Dari dunia film, kabar baik muncul lewat keberhasilan film Seperti Dendam, Rindu Harus Dibayar Tuntas yang disutradarai Edwin, merebut penghargaan tertinggi, Golden Leopard, di ajang Locarno Film Festival di Swiss. Inilah untuk pertama kali film Indonesia memenangi penghargaan tertinggi festival Locarno yang bersanding dengan festival film dunia lainnya, seperti Venice, Berlin, dan Sundance.
Di luar prestasi tingkat dunia yang dicatat beberapa individu, kita juga perlu mencatat ”prestasi” kolektif warga yang bergerak bersama mencari penyelesaian atas persoalan bangsa. Ketika pandemi Covid-19 menggila dan membuat banyak orang menderita, muncul aksi solidaritas di sejumlah daerah untuk membantu sesama. Ada yang berbagi makanan, informasi soal ketersediaan oksigen, akses rumah sakit; menyediakan ambulans; atau menyumbangkan tenaga membantu tenaga medis dan mengurus jenazah korban Covid-19.
Di akar rumput muncul pula komunitas-komunitas kreatif yang banyak dipelopori generasi muda lewat gerakan kewirausahaan sosial, konservasi lingkungan dan budaya, literasi politik, dan lain-lain. Ini adalah modal sosial penting untuk merawat ikatan kebangsaan dan rasa persatuan, seperti yang ditanamkan dengan susah payah oleh generasi muda pada dekade 1920-an.
Berita baik yang dibawa anak bangsa, termasuk generasi muda, menjadi indikator bahwa Indonesia masih bisa ”bernapas” seratus atau bahkan seribu tahun lagi meski kita terus diimpit aneka persoalan kebangsaan yang menggerus persatuan, seperti perilaku politik yang memecah belah dan korupsi,” ujar pengamat komunikasi politik dan media dari Universitas Multimedia Nusantara, AG Eka Wenats.

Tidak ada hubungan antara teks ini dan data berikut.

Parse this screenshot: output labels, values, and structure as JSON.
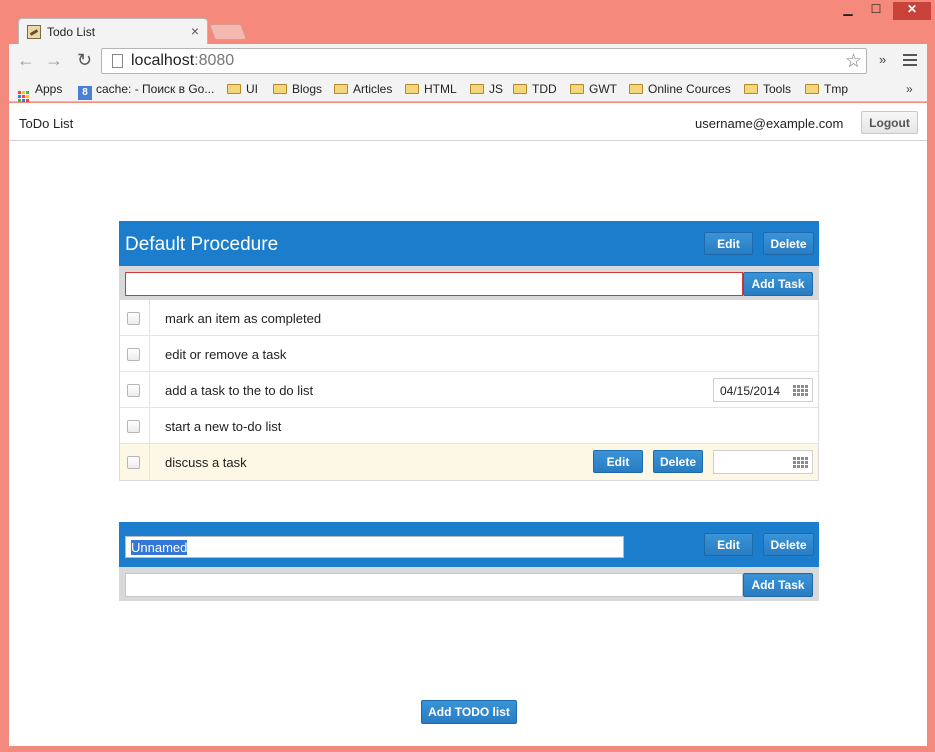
{
  "browser": {
    "tab_title": "Todo List",
    "tab_close": "×",
    "window_controls": {
      "minimize": "▁",
      "maximize": "☐",
      "close": "✕"
    },
    "url_host": "localhost",
    "url_port": ":8080",
    "bookmarks": [
      {
        "label": "Apps",
        "icon": "apps-icon"
      },
      {
        "label": "cache: - Поиск в Go...",
        "icon": "google-icon"
      },
      {
        "label": "UI",
        "icon": "folder-icon"
      },
      {
        "label": "Blogs",
        "icon": "folder-icon"
      },
      {
        "label": "Articles",
        "icon": "folder-icon"
      },
      {
        "label": "HTML",
        "icon": "folder-icon"
      },
      {
        "label": "JS",
        "icon": "folder-icon"
      },
      {
        "label": "TDD",
        "icon": "folder-icon"
      },
      {
        "label": "GWT",
        "icon": "folder-icon"
      },
      {
        "label": "Online Cources",
        "icon": "folder-icon"
      },
      {
        "label": "Tools",
        "icon": "folder-icon"
      },
      {
        "label": "Tmp",
        "icon": "folder-icon"
      }
    ],
    "bookmarks_more": "»",
    "toolbar_more": "»"
  },
  "header": {
    "brand": "ToDo List",
    "user_email": "username@example.com",
    "logout_label": "Logout"
  },
  "projects": [
    {
      "title": "Default Procedure",
      "edit_label": "Edit",
      "delete_label": "Delete",
      "new_task_value": "",
      "add_task_label": "Add Task",
      "tasks": [
        {
          "text": "mark an item as completed",
          "done": false
        },
        {
          "text": "edit or remove a task",
          "done": false
        },
        {
          "text": "add a task to the to do list",
          "done": false,
          "date": "04/15/2014"
        },
        {
          "text": "start a new to-do list",
          "done": false
        },
        {
          "text": "discuss a task",
          "done": false,
          "hover": true,
          "date": "",
          "edit_label": "Edit",
          "delete_label": "Delete"
        }
      ]
    },
    {
      "title_input_value": "Unnamed",
      "edit_label": "Edit",
      "delete_label": "Delete",
      "new_task_value": "",
      "add_task_label": "Add Task"
    }
  ],
  "footer": {
    "add_todo_label": "Add TODO list"
  },
  "colors": {
    "header_blue": "#1b7dcc",
    "button_blue": "#2a7cc2",
    "hover_row": "#fcf8e5",
    "error_border": "#d23a3a",
    "window_frame": "#f58a7c"
  }
}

Gerakan yang masih berserakan ini, lanjut Eka, mesti diorkestrasikan agar menjadi kekuatan kolektif yang konstruktif bagi bangsa ini. ”Untuk itu, kita butuh dirigen yang memiliki visi kebangsaan jangka panjang. Tapi justru di situlah kelemahan kita,” ujar Eka.

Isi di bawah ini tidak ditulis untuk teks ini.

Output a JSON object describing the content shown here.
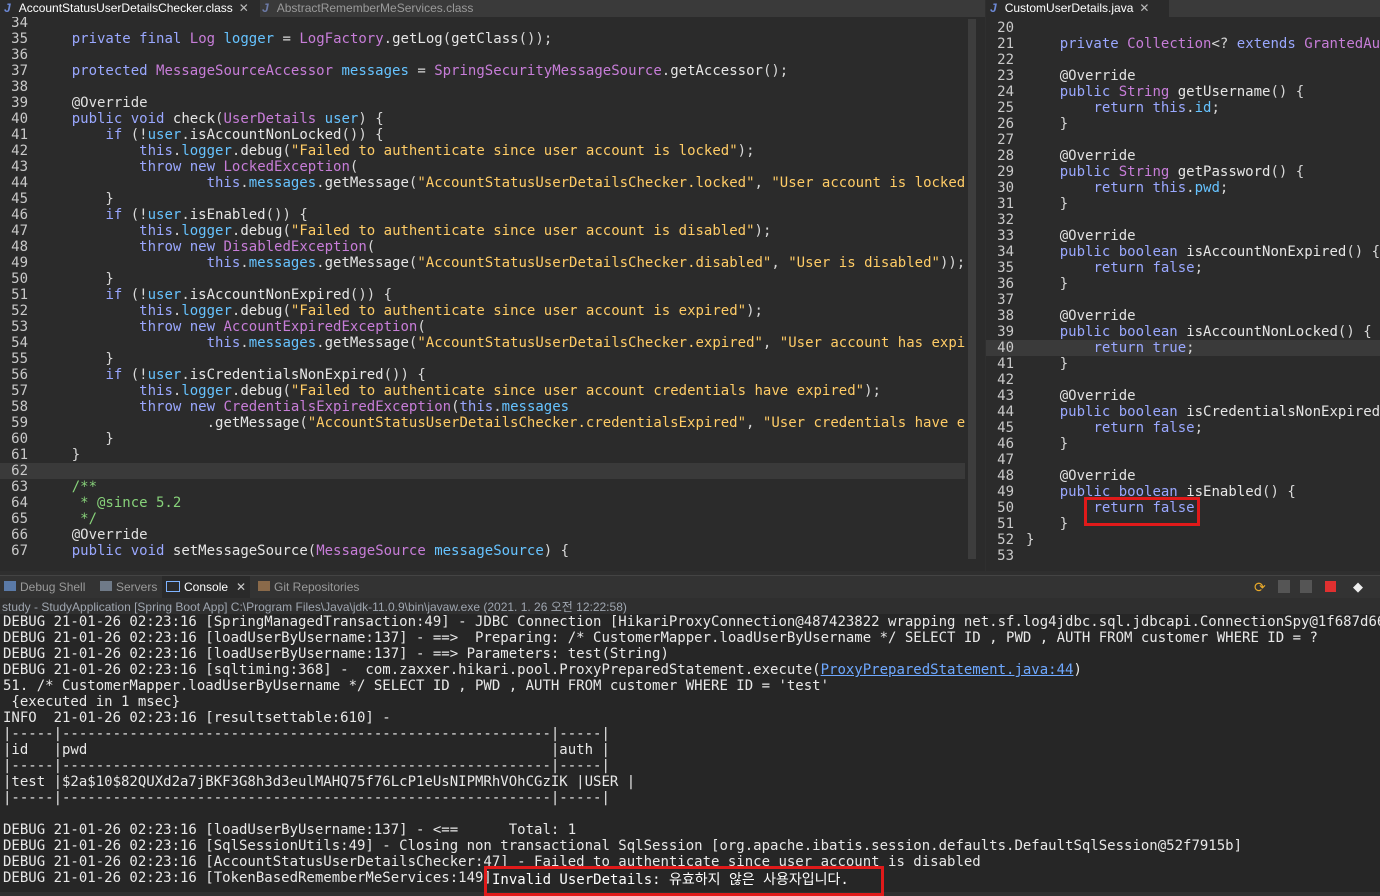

Cendekiawan dari Akademi Ilmu Pengetahuan Indonesia, Yudi Latif, melihat persoalan serupa. Menurut Yudi, jika minoritas kreatif pada generasi Sumpah Pemuda mampu mempertautkan dan mengorganisasi potensi-potensi kreatif yang berserak menjadi kesatuan generasi perubahan, generasi hari ini belum menunjukkan kesanggupan seperti itu.
Padahal, kemampuan mengorganisasikan gagasan secara publik-politiklah yang bisa mengangkat partikularitas kekuatan kreatif menjadi kekuatan perubahan kolektif.